Before drawing a conclusion from our insights, we need to acknowledge a few limitations in our study. First, we did not collect information on participants’ ethnicity or cultural background, which could have provided a better understanding of how (im)mobility affected people amid the pandemic. Second, it is apparent that the survey underrepresents elderly and lower-income people; this is probably due, in part, to a higher reluctance to share income information in a survey and less online access than other groups. Instead, we find an overrepresentation of students within our sample. Lastly, we did not obtain information on people who went into quarantine during the pandemic. This must be viewed as an omission, as this public health measure enforced extreme immobility, and is known to have taken a heavy psychological toll on people, ranging from post-traumatic stress symptoms to generalized fear and anger (Brooks et al. 2020).
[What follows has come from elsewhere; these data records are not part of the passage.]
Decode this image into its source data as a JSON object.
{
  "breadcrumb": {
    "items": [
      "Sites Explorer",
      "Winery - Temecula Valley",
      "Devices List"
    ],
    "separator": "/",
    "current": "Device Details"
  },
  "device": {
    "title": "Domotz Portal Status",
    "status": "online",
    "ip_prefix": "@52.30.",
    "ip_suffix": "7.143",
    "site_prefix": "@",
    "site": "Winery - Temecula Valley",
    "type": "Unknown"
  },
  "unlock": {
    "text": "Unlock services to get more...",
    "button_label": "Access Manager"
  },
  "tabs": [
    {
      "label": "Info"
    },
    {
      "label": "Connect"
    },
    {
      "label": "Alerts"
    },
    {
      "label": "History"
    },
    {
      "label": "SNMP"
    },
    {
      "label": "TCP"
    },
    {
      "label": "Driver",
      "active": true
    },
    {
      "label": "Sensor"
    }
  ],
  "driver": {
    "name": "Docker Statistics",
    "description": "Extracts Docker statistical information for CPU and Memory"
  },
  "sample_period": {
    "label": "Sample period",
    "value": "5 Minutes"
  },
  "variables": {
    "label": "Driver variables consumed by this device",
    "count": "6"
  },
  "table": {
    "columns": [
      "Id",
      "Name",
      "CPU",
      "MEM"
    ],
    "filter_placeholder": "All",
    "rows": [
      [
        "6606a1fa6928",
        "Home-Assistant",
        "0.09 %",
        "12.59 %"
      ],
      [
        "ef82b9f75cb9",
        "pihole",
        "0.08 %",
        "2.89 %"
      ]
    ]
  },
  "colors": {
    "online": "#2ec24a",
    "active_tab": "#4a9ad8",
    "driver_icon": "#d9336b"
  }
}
These shortcomings can be attributed to the use of an online questionnaire for the survey method, known to produce blind spots when it comes to capturing the responses of hard-to-reach populations. A follow-up study could use more varied ways of reaching out to these populations, e.g., by sending out questionnaires via post, conducting telephone surveys, or diversifying advertisements of online surveys and directly targeting underrepresented groups. Such a study could also usefully include scales of satisfaction with life, and questions on (dis)satisfaction with mobility reduction due to public health measures, to better understand experiences with social distancing, telework, and closures of educational institutions.
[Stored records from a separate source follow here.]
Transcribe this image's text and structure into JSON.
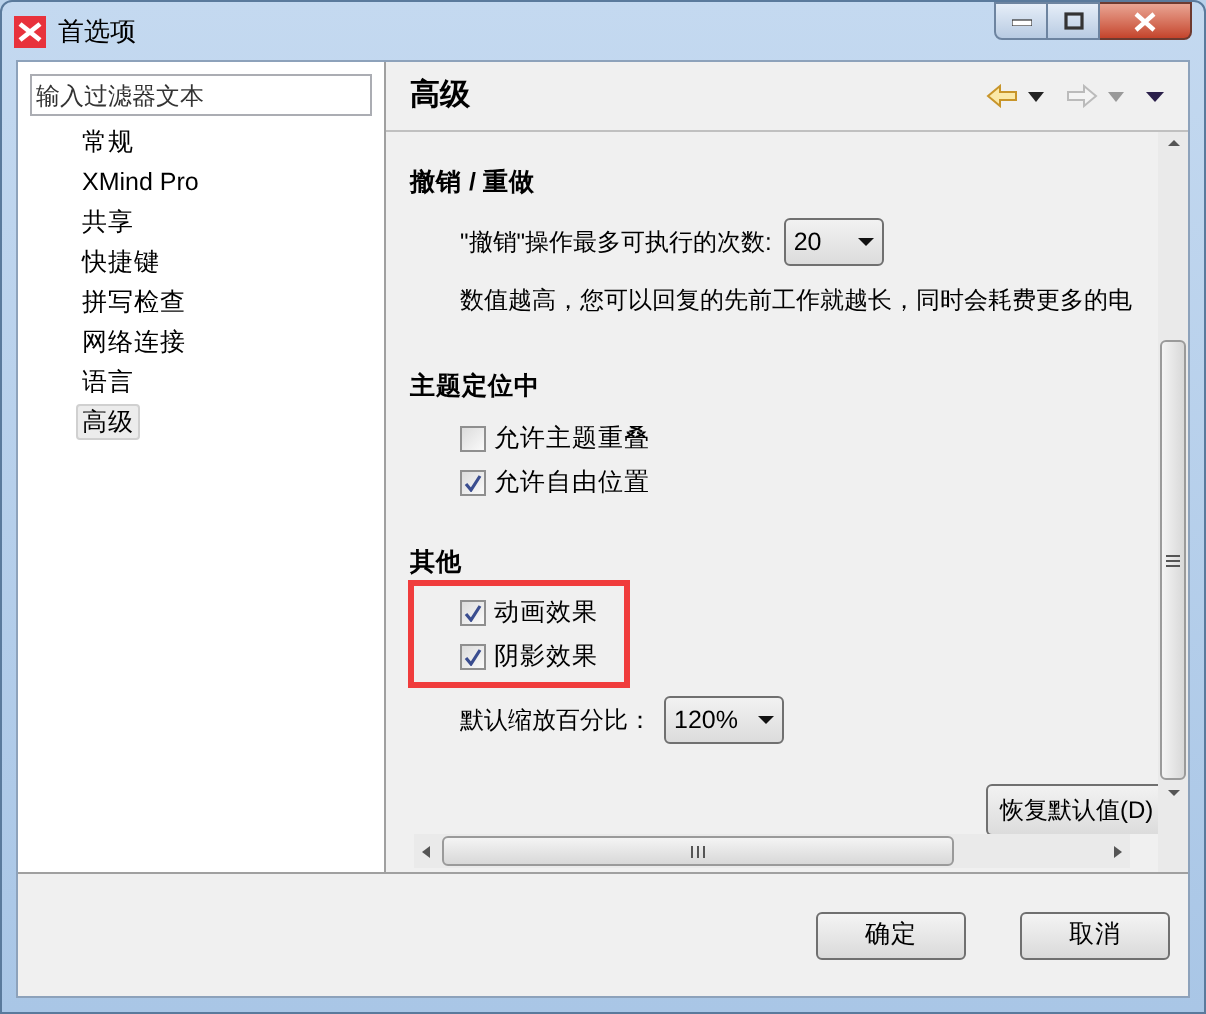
{
  "window": {
    "title": "首选项"
  },
  "filter": {
    "placeholder": "输入过滤器文本"
  },
  "nav": [
    {
      "label": "常规",
      "selected": false
    },
    {
      "label": "XMind Pro",
      "selected": false
    },
    {
      "label": "共享",
      "selected": false
    },
    {
      "label": "快捷键",
      "selected": false
    },
    {
      "label": "拼写检查",
      "selected": false
    },
    {
      "label": "网络连接",
      "selected": false
    },
    {
      "label": "语言",
      "selected": false
    },
    {
      "label": "高级",
      "selected": true
    }
  ],
  "page_title": "高级",
  "sections": [
    {
      "title": "撤销 / 重做",
      "highlighted": false,
      "items": [
        {
          "kind": "combo",
          "label": "\"撤销\"操作最多可执行的次数:",
          "value": "20"
        },
        {
          "kind": "note",
          "text": "数值越高，您可以回复的先前工作就越长，同时会耗费更多的电"
        }
      ]
    },
    {
      "title": "主题定位中",
      "highlighted": false,
      "items": [
        {
          "kind": "checkbox",
          "label": "允许主题重叠",
          "checked": false
        },
        {
          "kind": "checkbox",
          "label": "允许自由位置",
          "checked": true
        }
      ]
    },
    {
      "title": "其他",
      "highlighted": true,
      "items": [
        {
          "kind": "checkbox",
          "label": "动画效果",
          "checked": true
        },
        {
          "kind": "checkbox",
          "label": "阴影效果",
          "checked": true
        },
        {
          "kind": "combo",
          "label": "默认缩放百分比：",
          "value": "120%"
        }
      ]
    }
  ],
  "restore_button": "恢复默认值(D)",
  "buttons": [
    "确定",
    "取消"
  ]
}
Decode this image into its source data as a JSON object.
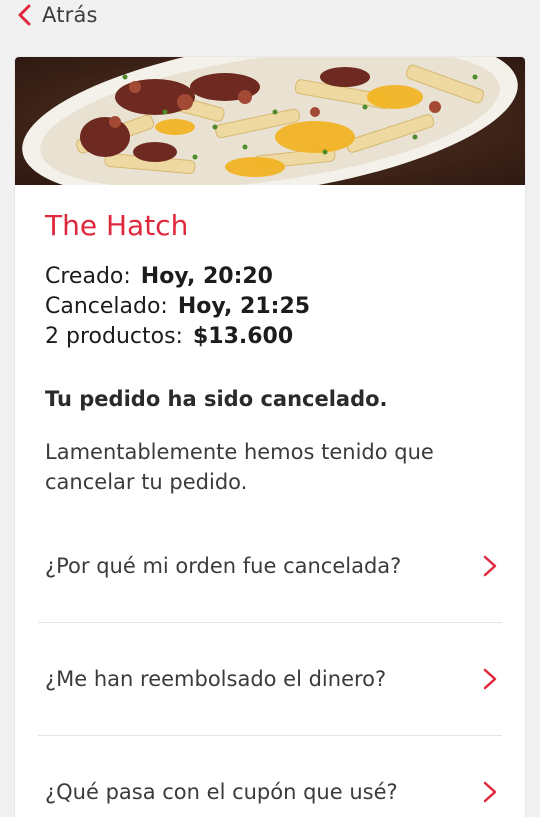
{
  "nav": {
    "back_label": "Atrás"
  },
  "colors": {
    "accent": "#e0283d",
    "background": "#f1f1f2"
  },
  "order": {
    "restaurant": "The Hatch",
    "created_label": "Creado:",
    "created_value": "Hoy, 20:20",
    "cancelled_label": "Cancelado:",
    "cancelled_value": "Hoy, 21:25",
    "items_label": "2 productos:",
    "items_total": "$13.600"
  },
  "status": {
    "title": "Tu pedido ha sido cancelado.",
    "body": "Lamentablemente hemos tenido que cancelar tu pedido."
  },
  "faq": [
    {
      "question": "¿Por qué mi orden fue cancelada?",
      "icon": "chevron-right-icon"
    },
    {
      "question": "¿Me han reembolsado el dinero?",
      "icon": "chevron-right-icon"
    },
    {
      "question": "¿Qué pasa con el cupón que usé?",
      "icon": "chevron-right-icon"
    }
  ]
}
As new pandemics can strike anytime, it is politically important to know more about the reality of (im)mobility within the population and think of policies to counterbalance the potential negative consequences of unequally (im)mobile lives. Our study results show that public health measures to stop community transmission—namely social distancing, telework whenever possible, and the temporary closure of kindergartens, schools, and universities—did not affect people’s travel behavior and (im)mobility equally. Mobility reductions are found to have been most severe for women and student respondents during the first wave of the pandemic in the Hanover region. However, immobility during the pandemic ought to be carefully contextualized, as it can be experienced either as a burden or privilege. While we uncovered a complex picture of mobility reductions during the pandemic, it is less straightforward to evaluate such immobility from the data we have obtained. We agree with scholars that warn that (im)mobility can be a political concern, as it entails questions of equity and justice (Karner et al. 2020; Verlinghieri and Schwanen 2020; Sheller 2018; Martens 2017; Pereira et al. 2017). Access to transportation, the right to move (e.g., across borders), and the subjective feeling of safety when commuting or traveling, are all important elements in pondering the relationship between equality and transport (Verlingheri and Schwanen 2020). At the same time, during a pandemic, the ability to reduce one’s transportation needs through telework or online education can be a privilege, and seemingly more common among people with a university degree, for example. Within mobility studies, such a perspective—that “staying put” is a privilege, rather than a sign of exclusion or injustice—is not often voiced. To our knowledge, scholarship on asylum-seekers and refugees who long to stay within the confines of a safe home or protective institution to avoid the dangers that (forced) mobility might mean for them (Tuitjer and Batréau 2019; Gill 2009) are among the exceptions. Within the context of the COVID-19 pandemic, we thus ought to be careful in equating immobility with injustice per se, when exposure to the virus tends to be more prevalent for people spending more time being mobile outside. Further research (e.g., through in-depth interviews or focus groups) seems necessary to shed light on the lived experiences of immobility during the pandemic.